8. Chapelle de l'Immaculé Conception
Contient un retable de la fin du XVIIIe siècle. La statue semble plus ancienne que l'architecture du retable et pourrait avoir été réalisée au milieu du XVIIIe siècle. Cette chapelle reprend une tradition illoise plus ancienne d'un culte à Nostra Senyora de la Lluna.

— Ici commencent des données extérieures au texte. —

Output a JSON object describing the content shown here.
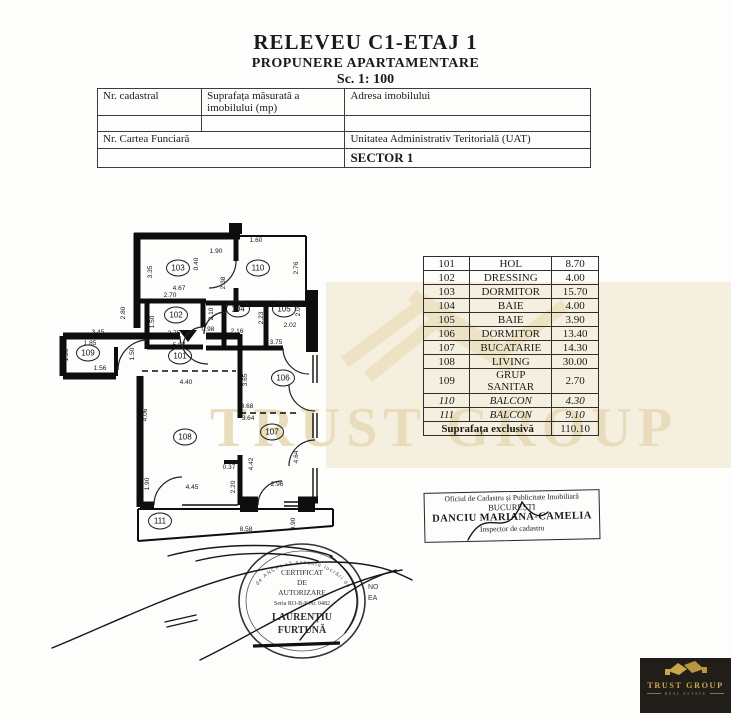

9. Chapelle du Dévôt-Christ
Le retable du milieu est du XVIIIe siècle. Il s'apparente à la famille des retables du sculpteur Joseph Navarre. Dans la niche centrale organisée en baldaquin avec dais et rideaux rouges sont présentés la statue de Notre-Dame des Sept Douleurs et le Christ en Croix, au dessus de la gloire, St François d'Assise. La présence du St Franciscain renvoie à l'importance de cet ordre religieux à Ille au XVIIIe siècle. Le couvent l'Ermita est encore visible aujourd'hui à la sortie d'Ille direction Prades. sur le mur de la chapelle, la Creu dels Improperis (croix des outrages) qui récapitule de manière très pédagogique toutes les étapes du martyr du Christ. Cette croix ouvrait toutes les processions de la Sanche, le Jeudi Saint au soir.
10. Chapelle de St Antoine de Padoue
Le Saint est entouré de St François-Xavier à gauche et de St Martin, la statue de St Antoine semble dater du milieu du XVIIIe siècle. A remarquer sur le mur latéral gauche de la chapelle, une très belle toile peinte du 1er tiers du XVIIe siècle représentant les différentes scènes de la vie de St Antoine de Padoue avec leur intitulé en castillan. Cette toile provient probablement de l'ancien couvent franciscain de l'Ermita.
11. Chapelle de St Boniface
Il est commandé par le curé Bonet et imite le style des retables du XVIIe siècle. Les panneaux sculptés illustrent l'intervention de St Boniface pour sauver la population de la ville assiégée à la fin du XVIe siècle par les espagnols.
12. Chapelle de Notre-Dame de Lourdes et du St Sépulcre
Les statues et les peintures murales restaurées sont du XIXe siècle. La peinture derrière le St Sépulcre daterait du XVIIIe et présente au centre un médaillon avec les conformités de St François d'Assise. Cet élément provient d'un retable antérieur.
13. Les deux chaires à prêcher datent de 1774, elles ont été réalisées par Jean Chauvenet
14. L'orgue : Buffet d'orgue réalisé par le sculpteur Jacint Morato, sculpteur originaire de Vich, en Catalogne Sud. Il est construit à la manière de celui de la cathédrale de St Jean de Perpignan. Il est couronné au sommet par les armes de la ville d'Ille, sur les panneaux latéraux du buffet on peut voir le Roi David et St Cécile patronne des musiciens.